Finback put into Pearl Harbor for refit. On her 11th war patrol, she was again detailed to lifeguard duty in the Bonins. She sank a troop transport, Jusan Maru (2111 tons), on 16 December and returned to Midway on 24 December.

==1945==

===Twelfth patrol===
The submarine's 12th war patrol, made between 20 January and 25 March 1945 in the East China Sea, was frustrated by a lack of targets. According to James Southworth and Larry Lutwitzi (quartermasters), though, the Finback had a series of close calls involving a Japanese minefield, then an enemy submarine, and then a depth charging near a Japanese naval base near Shanghai.
Finback limped back to Pearl Harbor for repairs and an overhaul. Still at Pearl Harbor at the close of the war, she sailed for New London 29 August 1945.

==After the war==
Homeported at New London for the remaining five years of her active career, Finback was engaged in training student submariners.

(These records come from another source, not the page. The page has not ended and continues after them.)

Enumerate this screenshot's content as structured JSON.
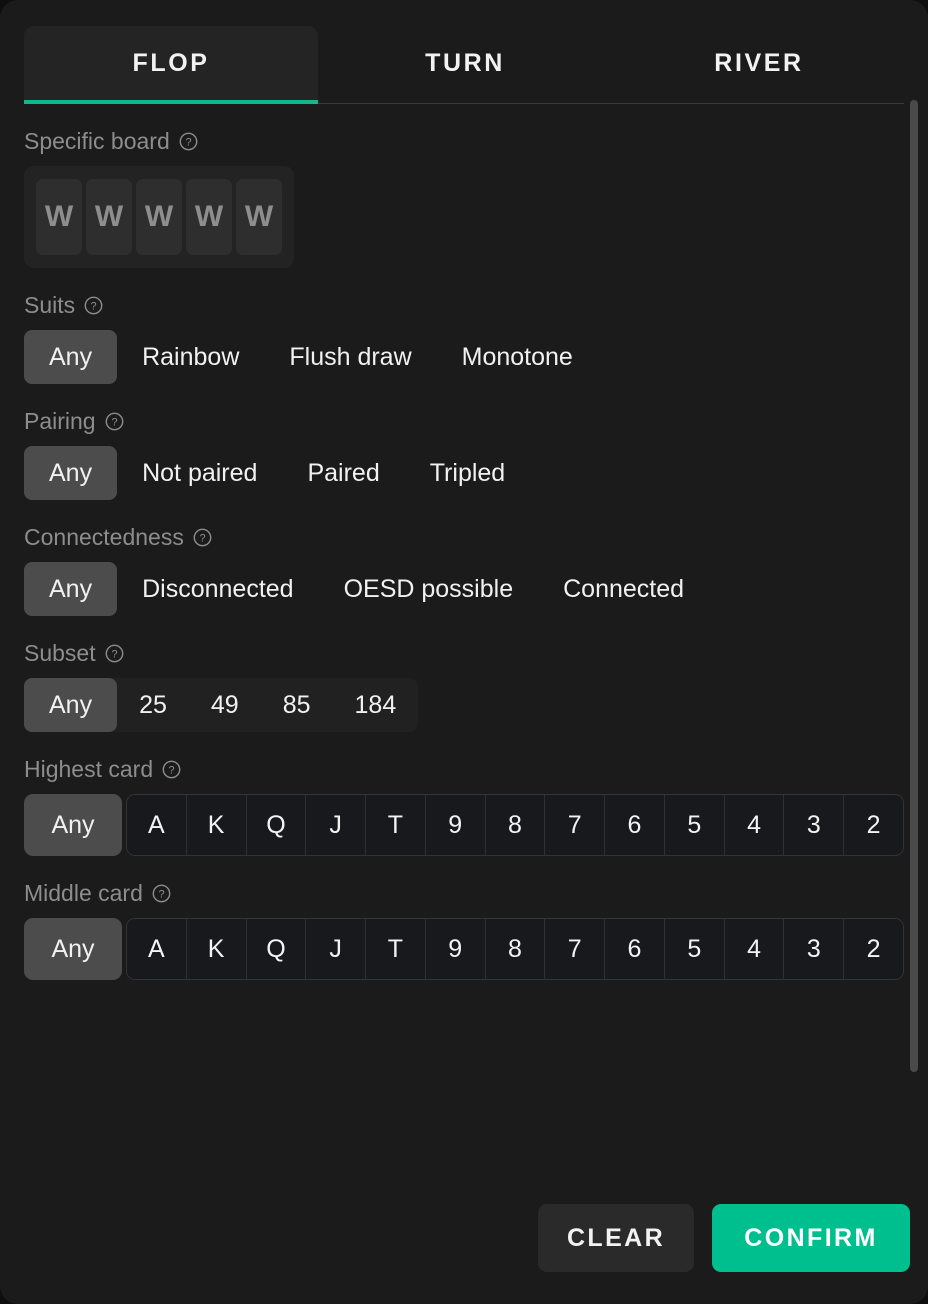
{
  "theme": {
    "panel_bg": "#1b1b1b",
    "page_bg": "#0e0e0e",
    "accent": "#00bf8f",
    "tab_underline": "#10b98b",
    "selected_pill_bg": "#4c4c4c",
    "label_color": "#8d8d8d",
    "text_color": "#f1f1f1"
  },
  "tabs": [
    {
      "label": "FLOP",
      "active": true
    },
    {
      "label": "TURN",
      "active": false
    },
    {
      "label": "RIVER",
      "active": false
    }
  ],
  "groups": {
    "specific_board": {
      "label": "Specific board",
      "help_icon": "help-circle-icon",
      "cards": [
        {
          "value": "W"
        },
        {
          "value": "W"
        },
        {
          "value": "W"
        },
        {
          "value": "W"
        },
        {
          "value": "W"
        }
      ]
    },
    "suits": {
      "label": "Suits",
      "help_icon": "help-circle-icon",
      "selected": "Any",
      "options": [
        "Any",
        "Rainbow",
        "Flush draw",
        "Monotone"
      ]
    },
    "pairing": {
      "label": "Pairing",
      "help_icon": "help-circle-icon",
      "selected": "Any",
      "options": [
        "Any",
        "Not paired",
        "Paired",
        "Tripled"
      ]
    },
    "connectedness": {
      "label": "Connectedness",
      "help_icon": "help-circle-icon",
      "selected": "Any",
      "options": [
        "Any",
        "Disconnected",
        "OESD possible",
        "Connected"
      ]
    },
    "subset": {
      "label": "Subset",
      "help_icon": "help-circle-icon",
      "selected": "Any",
      "options": [
        "Any",
        "25",
        "49",
        "85",
        "184"
      ]
    },
    "highest_card": {
      "label": "Highest card",
      "help_icon": "help-circle-icon",
      "selected": "Any",
      "any_label": "Any",
      "ranks": [
        "A",
        "K",
        "Q",
        "J",
        "T",
        "9",
        "8",
        "7",
        "6",
        "5",
        "4",
        "3",
        "2"
      ]
    },
    "middle_card": {
      "label": "Middle card",
      "help_icon": "help-circle-icon",
      "selected": "Any",
      "any_label": "Any",
      "ranks": [
        "A",
        "K",
        "Q",
        "J",
        "T",
        "9",
        "8",
        "7",
        "6",
        "5",
        "4",
        "3",
        "2"
      ]
    }
  },
  "footer": {
    "clear_label": "CLEAR",
    "confirm_label": "CONFIRM"
  },
  "scrollbar": {
    "name": "vertical-scrollbar"
  }
}
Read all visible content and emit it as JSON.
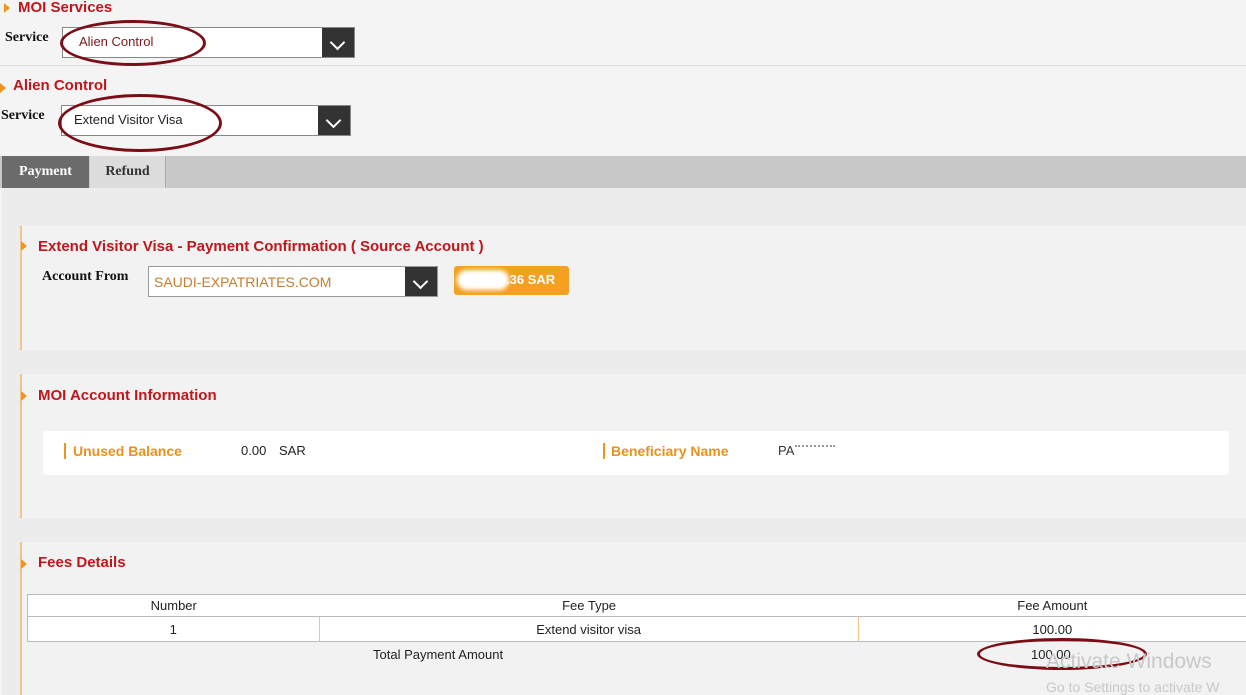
{
  "moi_services": {
    "title": "MOI Services",
    "service_label": "Service",
    "service_value": "Alien Control"
  },
  "alien_control": {
    "title": "Alien Control",
    "service_label": "Service",
    "service_value": "Extend Visitor Visa"
  },
  "tabs": [
    {
      "label": "Payment",
      "active": true
    },
    {
      "label": "Refund",
      "active": false
    }
  ],
  "payment_confirmation": {
    "title": "Extend Visitor Visa - Payment Confirmation ( Source Account )",
    "account_from_label": "Account From",
    "account_value": "SAUDI-EXPATRIATES.COM",
    "balance_badge": ".36 SAR"
  },
  "moi_account": {
    "title": "MOI Account Information",
    "unused_balance_label": "Unused Balance",
    "unused_balance_value": "0.00",
    "unused_balance_currency": "SAR",
    "beneficiary_label": "Beneficiary Name",
    "beneficiary_value": "PA"
  },
  "fees": {
    "title": "Fees Details",
    "columns": [
      "Number",
      "Fee Type",
      "Fee Amount"
    ],
    "rows": [
      {
        "number": "1",
        "fee_type": "Extend visitor visa",
        "fee_amount": "100.00"
      }
    ],
    "total_label": "Total Payment Amount",
    "total_value": "100.00"
  },
  "watermark": {
    "line1": "Activate Windows",
    "line2": "Go to Settings to activate W"
  },
  "colors": {
    "accent_red": "#c0161c",
    "orange": "#f0941d",
    "annotation_oval": "#7a0e16"
  }
}
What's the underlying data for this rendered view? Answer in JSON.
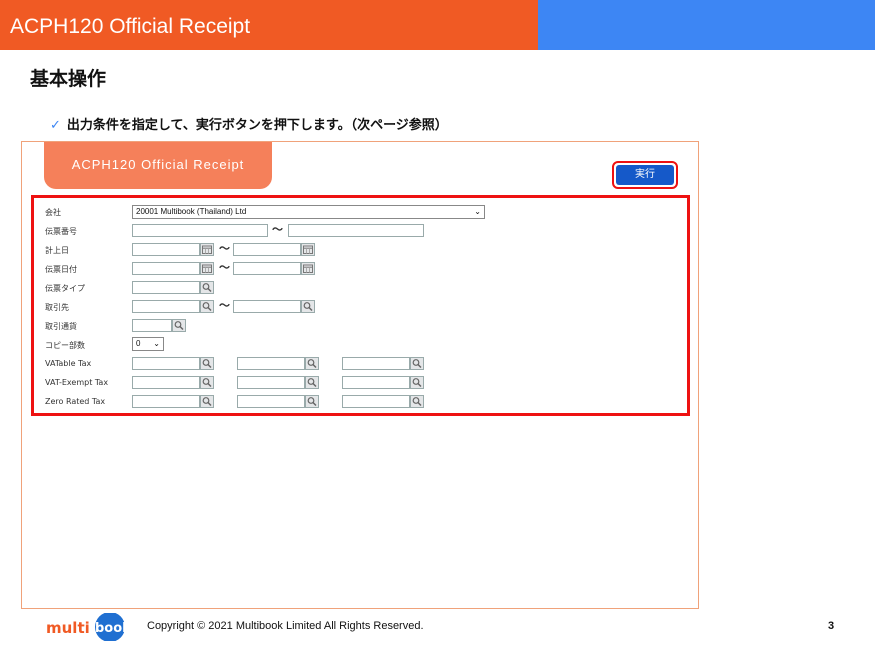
{
  "header": {
    "title": "ACPH120 Official Receipt",
    "colors": {
      "orange": "#f05a24",
      "blue": "#3d86f4"
    }
  },
  "section_title": "基本操作",
  "bullet": {
    "icon": "check-icon",
    "text": "出力条件を指定して、実行ボタンを押下します。（次ページ参照）"
  },
  "screen": {
    "tab_title": "ACPH120 Official Receipt",
    "run_button": "実行",
    "form": {
      "company": {
        "label": "会社",
        "value": "20001 Multibook (Thailand) Ltd"
      },
      "voucher_no": {
        "label": "伝票番号",
        "sep": "〜"
      },
      "posting_date": {
        "label": "計上日",
        "sep": "〜"
      },
      "voucher_date": {
        "label": "伝票日付",
        "sep": "〜"
      },
      "voucher_type": {
        "label": "伝票タイプ"
      },
      "partner": {
        "label": "取引先",
        "sep": "〜"
      },
      "currency": {
        "label": "取引通貨"
      },
      "copies": {
        "label": "コピー部数",
        "value": "0"
      },
      "vatable": {
        "label": "VATable Tax"
      },
      "vat_exempt": {
        "label": "VAT-Exempt Tax"
      },
      "zero_rated": {
        "label": "Zero Rated Tax"
      }
    }
  },
  "footer": {
    "logo": "multibook",
    "copyright": "Copyright © 2021 Multibook Limited All Rights Reserved.",
    "page": "3"
  }
}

Twice, in 1947 and in 1948, she sailed to the Caribbean to take part in Second Fleet exercises. She was decommissioned and placed in reserve at New London on 21 April 1950.

Finback was stricken on 1 September 1958, and sold for scrap on 15 July 1959.

All but the third, ninth, and 12th of Finback's 12 war patrols were designated "successful". She received 13 battle stars for World War II service and is credited with having sunk 69,383 tons of enemy shipping.